Methanol thiolation over Al₂O₃and WS₂catalysts modified with cesium

Thiolation of methanol with H₂S was studied on Al₂O₃, WS₂/Al₂O₃, and the Cs-modified counterparts Cs/Al₂O₃, and Cs-WS₂/Al₂O₃. On Cs-free catalysts, methanol reacts with similar rates to dimethyl ether and to methanethiol. Secondary steps yield dimethyl sulfide and trace amounts of dimethyl disulfide and methane. On Cs-containing catalysts, the dominating reaction is methanol thiolation. This drastic change in selectivity is related to the low strength and concentration of Lewis acid sites in the presence of Cs⁺. The active sites for condensation and thiolation of methanol are concluded to be Lewis or Brønsted acid-base pairs formed by dissociation of H₂S on the Lewis sites.
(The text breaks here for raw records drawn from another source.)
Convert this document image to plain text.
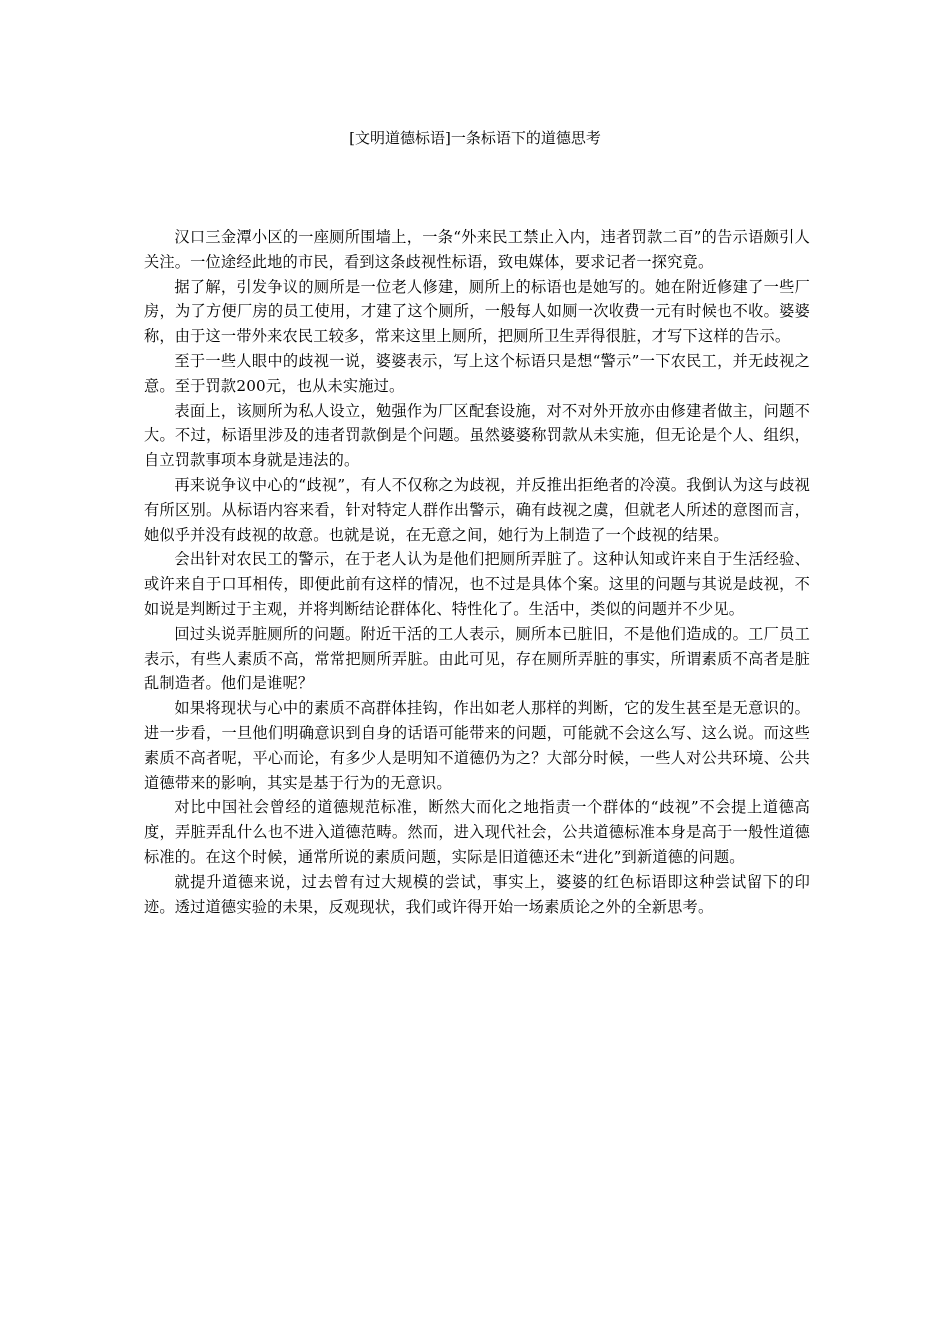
[文明道德标语]一条标语下的道德思考

汉口三金潭小区的一座厕所围墙上，一条“外来民工禁止入内，违者罚款二百”的告示语颇引人关注。一位途经此地的市民，看到这条歧视性标语，致电媒体，要求记者一探究竟。

据了解，引发争议的厕所是一位老人修建，厕所上的标语也是她写的。她在附近修建了一些厂房，为了方便厂房的员工使用，才建了这个厕所，一般每人如厕一次收费一元有时候也不收。婆婆称，由于这一带外来农民工较多，常来这里上厕所，把厕所卫生弄得很脏，才写下这样的告示。

至于一些人眼中的歧视一说，婆婆表示，写上这个标语只是想“警示”一下农民工，并无歧视之意。至于罚款200元，也从未实施过。

表面上，该厕所为私人设立，勉强作为厂区配套设施，对不对外开放亦由修建者做主，问题不大。不过，标语里涉及的违者罚款倒是个问题。虽然婆婆称罚款从未实施，但无论是个人、组织，自立罚款事项本身就是违法的。

再来说争议中心的“歧视”，有人不仅称之为歧视，并反推出拒绝者的冷漠。我倒认为这与歧视有所区别。从标语内容来看，针对特定人群作出警示，确有歧视之虞，但就老人所述的意图而言，她似乎并没有歧视的故意。也就是说，在无意之间，她行为上制造了一个歧视的结果。

会出针对农民工的警示，在于老人认为是他们把厕所弄脏了。这种认知或许来自于生活经验、或许来自于口耳相传，即便此前有这样的情况，也不过是具体个案。这里的问题与其说是歧视，不如说是判断过于主观，并将判断结论群体化、特性化了。生活中，类似的问题并不少见。

回过头说弄脏厕所的问题。附近干活的工人表示，厕所本已脏旧，不是他们造成的。工厂员工表示，有些人素质不高，常常把厕所弄脏。由此可见，存在厕所弄脏的事实，所谓素质不高者是脏乱制造者。他们是谁呢？

如果将现状与心中的素质不高群体挂钩，作出如老人那样的判断，它的发生甚至是无意识的。进一步看，一旦他们明确意识到自身的话语可能带来的问题，可能就不会这么写、这么说。而这些素质不高者呢，平心而论，有多少人是明知不道德仍为之？大部分时候，一些人对公共环境、公共道德带来的影响，其实是基于行为的无意识。

对比中国社会曾经的道德规范标准，断然大而化之地指责一个群体的“歧视”不会提上道德高度，弄脏弄乱什么也不进入道德范畴。然而，进入现代社会，公共道德标准本身是高于一般性道德标准的。在这个时候，通常所说的素质问题，实际是旧道德还未“进化”到新道德的问题。

就提升道德来说，过去曾有过大规模的尝试，事实上，婆婆的红色标语即这种尝试留下的印迹。透过道德实验的未果，反观现状，我们或许得开始一场素质论之外的全新思考。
Thiolation and condensation follow Langmuir-Hinshelwood mechanisms with nucleophilic attack of SH or methoxy groups to adsorbed methanol as rate determining step. The formation of dimethyl ether on Cs⁺Lewis acid sites is suppressed due to low coverage of methanol, whereas the rate of the nucleophilic attack of SH to methanethiol is enhanced.